Astonished that anyone would seriously put forth such a thing, you reply that his calculation is silly since it is based on entirely arbitrary assumptions. But he just ignores you and says, “And not only is this improbable, but it’s also specified! I mean, seriously, five cards of the same suit. What an obvious pattern!”
At this point you are face-palming and rolling your eyes. You point out that since we know nothing about the distribution of suits in this deck, we have no idea if it is remarkable to get five cards of the same suit. You say, “For all we know one suit is so overrepresented in the deck that getting five of the same suit is close to inevitable.” Again, you are surprised you need to point this out.
But the ID proponent is undaunted. He shouts, “You’re just a dogmatic, anti-religious tool of the scientific mafia.” Then he runs out of the room and writes books telling the world about how he has revolutionized mathematics, biology, and philosophy. His sycophants start calling him the Isaac Newton of information theory. Meanwhile, you are left wondering what just happened.

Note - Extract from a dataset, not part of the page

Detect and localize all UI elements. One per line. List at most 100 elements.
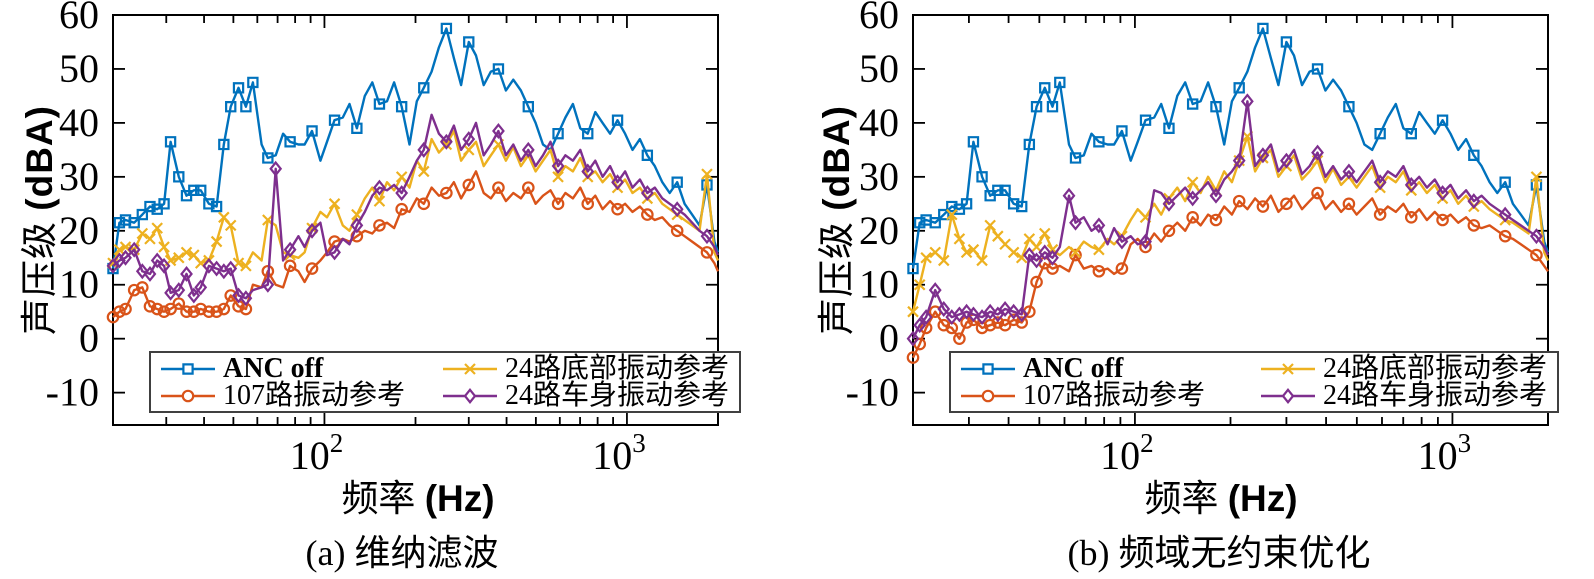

End scene. I think that captures the frustration scientists feel when addressing ID proponents. Except that there is one point where my analogy does not go far enough: In the analogy, the assumptions underlying the calculation were merely unjustified. In Dembski’s writing, the assumptions are plainly false.
Dembski packs an astonishing amount of error into such a short excerpt, and there is much more to comment on than what I have presented here. But we will save that for another day.